Vous verrez, vous en aurez vite marre de "ceux qui fraudent et vagabondent, ces racailles de moins de dix-huit ans qui criment, ingratent, assistancepubliquent, et se masturbent l'existence" (Deligny). Et puis, en tant qu'experts taxinomiques, catégorisateurs d'humanités, nous savons bien que nous nous exposerons toujours à l'indignation des révoltés...

Dès 1947 ("Les vagabonds efficaces"), Fernand Deligny nous désignait déjà comme des "ennemis de l'enfance", "ennemis souvent inconscients car ils sont d'abord les ennemis d'eux-mêmes, depuis leur prime jeunesse"...Car nous sommes avant tout les agents de l'ordre et de la bienséance, les garants des privilèges et des hiérarchies. "L'adresse de ces gens pour accepter et assimiler apparemment des vérités qu'ils n'osent pas contredire n'a d'égale que l'habileté patiente qu'ils déploient pour éviter la mise en pratique sincère de principes dangereux pour le confort moral et social dont ils sont les représentants patenté et prudents".

Illustration 4

C'est bien cela, il faut s'y résoudre. Voilà ce que nous sommes définitivement : "partisans sournois d'un ordre social pourri et qui s'écroule de partout, ils s'affairent autour des victimes les plus flagrantes des éboulements : les enfants misérables. Importuns et tenaces, ils se rassemblent comme des mouches et leur activité bourdonnante et bienfaitrice camoufle un simple besoin de pondre dans cette viande à peine vivante leurs propres désirs d'obéissance servile, de conformisme avachi et de moralisme de pacotille"

"Ils emploient volontiers un terme magnifique, somptueux de bêtise, perle qui se grossit des sécrétions de mille comités accrochés à la table des administratives réunions comme des huitres sur leur rocher : le redressement moral". Enfin, de nos jours, on parle plutôt de réhabilitation psycho-sociale, de remédiation cognitive, ou de techniques de modification du comportement et de développement de compétences....On est résolument moderne !

"Comme si les enfants avaient quelque part un morceau d'on ne sait quoi, bien droit chez les uns, tordu chez les autres, et qu'on façonnerait en forme d'échine courbée"....
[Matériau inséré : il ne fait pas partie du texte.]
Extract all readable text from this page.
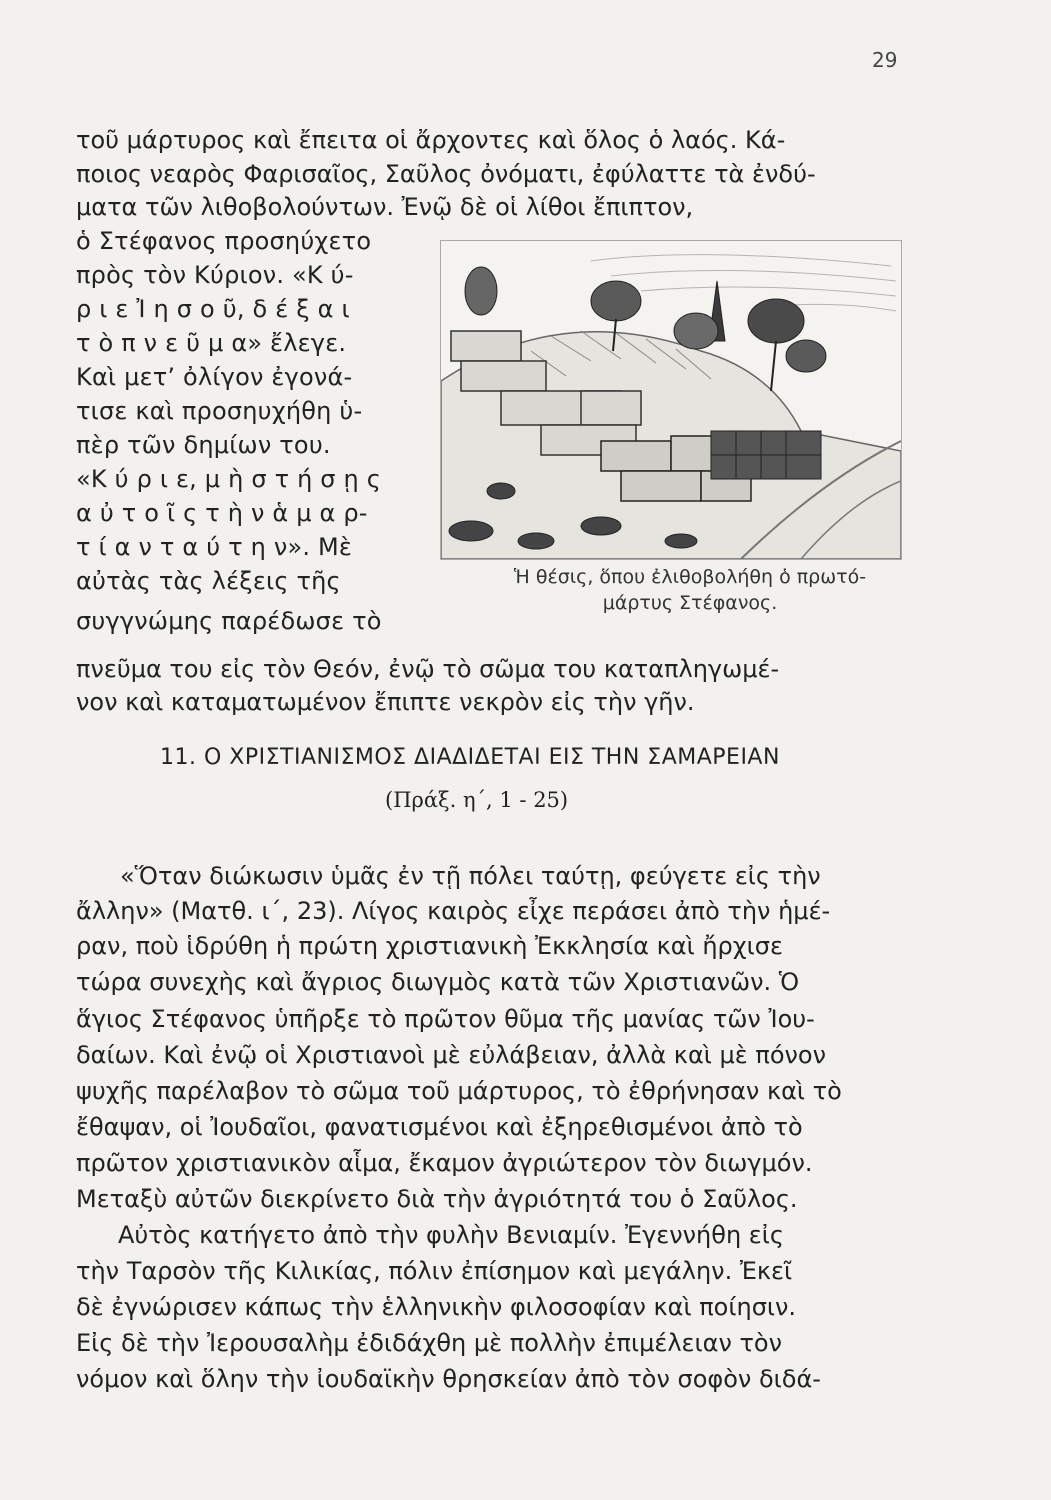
29
τοῦ μάρτυρος καὶ ἔπειτα οἱ ἄρχοντες καὶ ὅλος ὁ λαός. Κά-
ποιος νεαρὸς Φαρισαῖος, Σαῦλος ὀνόματι, ἐφύλαττε τὰ ἐνδύ-
ματα τῶν λιθοβολούντων. Ἐνῷ δὲ οἱ λίθοι ἔπιπτον,
ὁ Στέφανος προσηύχετο
πρὸς τὸν Κύριον. «Κ ύ-
ρ ι ε Ἰ η σ ο ῦ, δ έ ξ α ι
τ ὸ π ν ε ῦ μ α» ἔλεγε.
Καὶ μετ’ ὀλίγον ἐγονά-
τισε καὶ προσηυχήθη ὑ-
πὲρ τῶν δημίων του.
«Κ ύ ρ ι ε, μ ὴ σ τ ή σ ῃ ς
α ὐ τ ο ῖ ς τ ὴ ν ἁ μ α ρ-
τ ί α ν τ α ύ τ η ν». Μὲ
αὐτὰς τὰς λέξεις τῆς
συγγνώμης παρέδωσε τὸ
Ἡ θέσις, ὅπου ἐλιθοβολήθη ὁ πρωτό-
μάρτυς Στέφανος.
πνεῦμα του εἰς τὸν Θεόν, ἐνῷ τὸ σῶμα του καταπληγωμέ-
νον καὶ καταματωμένον ἔπιπτε νεκρὸν εἰς τὴν γῆν.
11. Ο ΧΡΙΣΤΙΑΝΙΣΜΟΣ ΔΙΑΔΙΔΕΤΑΙ ΕΙΣ ΤΗΝ ΣΑΜΑΡΕΙΑΝ
(Πράξ. η΄, 1 - 25)
«Ὅταν διώκωσιν ὑμᾶς ἐν τῇ πόλει ταύτῃ, φεύγετε εἰς τὴν
ἄλλην» (Ματθ. ι΄, 23). Λίγος καιρὸς εἶχε περάσει ἀπὸ τὴν ἡμέ-
ραν, ποὺ ἱδρύθη ἡ πρώτη χριστιανικὴ Ἐκκλησία καὶ ἤρχισε
τώρα συνεχὴς καὶ ἄγριος διωγμὸς κατὰ τῶν Χριστιανῶν. Ὁ
ἅγιος Στέφανος ὑπῆρξε τὸ πρῶτον θῦμα τῆς μανίας τῶν Ἰου-
δαίων. Καὶ ἐνῷ οἱ Χριστιανοὶ μὲ εὐλάβειαν, ἀλλὰ καὶ μὲ πόνον
ψυχῆς παρέλαβον τὸ σῶμα τοῦ μάρτυρος, τὸ ἐθρήνησαν καὶ τὸ
ἔθαψαν, οἱ Ἰουδαῖοι, φανατισμένοι καὶ ἐξηρεθισμένοι ἀπὸ τὸ
πρῶτον χριστιανικὸν αἷμα, ἔκαμον ἀγριώτερον τὸν διωγμόν.
Μεταξὺ αὐτῶν διεκρίνετο διὰ τὴν ἀγριότητά του ὁ Σαῦλος.
Αὐτὸς κατήγετο ἀπὸ τὴν φυλὴν Βενιαμίν. Ἐγεννήθη εἰς
τὴν Ταρσὸν τῆς Κιλικίας, πόλιν ἐπίσημον καὶ μεγάλην. Ἐκεῖ
δὲ ἐγνώρισεν κάπως τὴν ἑλληνικὴν φιλοσοφίαν καὶ ποίησιν.
Εἰς δὲ τὴν Ἰερουσαλὴμ ἐδιδάχθη μὲ πολλὴν ἐπιμέλειαν τὸν
νόμον καὶ ὅλην τὴν ἰουδαϊκὴν θρησκείαν ἀπὸ τὸν σοφὸν διδά-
Les naïfs, les ignares, pensent toujours qu'il faut s'intéresser aux enfants, à leur vécu, à leur histoire, à leurs conditions de vie, à leurs intérêts....Balivernes...Car nous, qui sommes "des insuffisants sociaux docilement résignés à un emploi monotone notoirement inefficace", que pouvons-nous "comprendre à des enfants qui ont l'invraisemblable audace de manifester des troubles du comportement ? "....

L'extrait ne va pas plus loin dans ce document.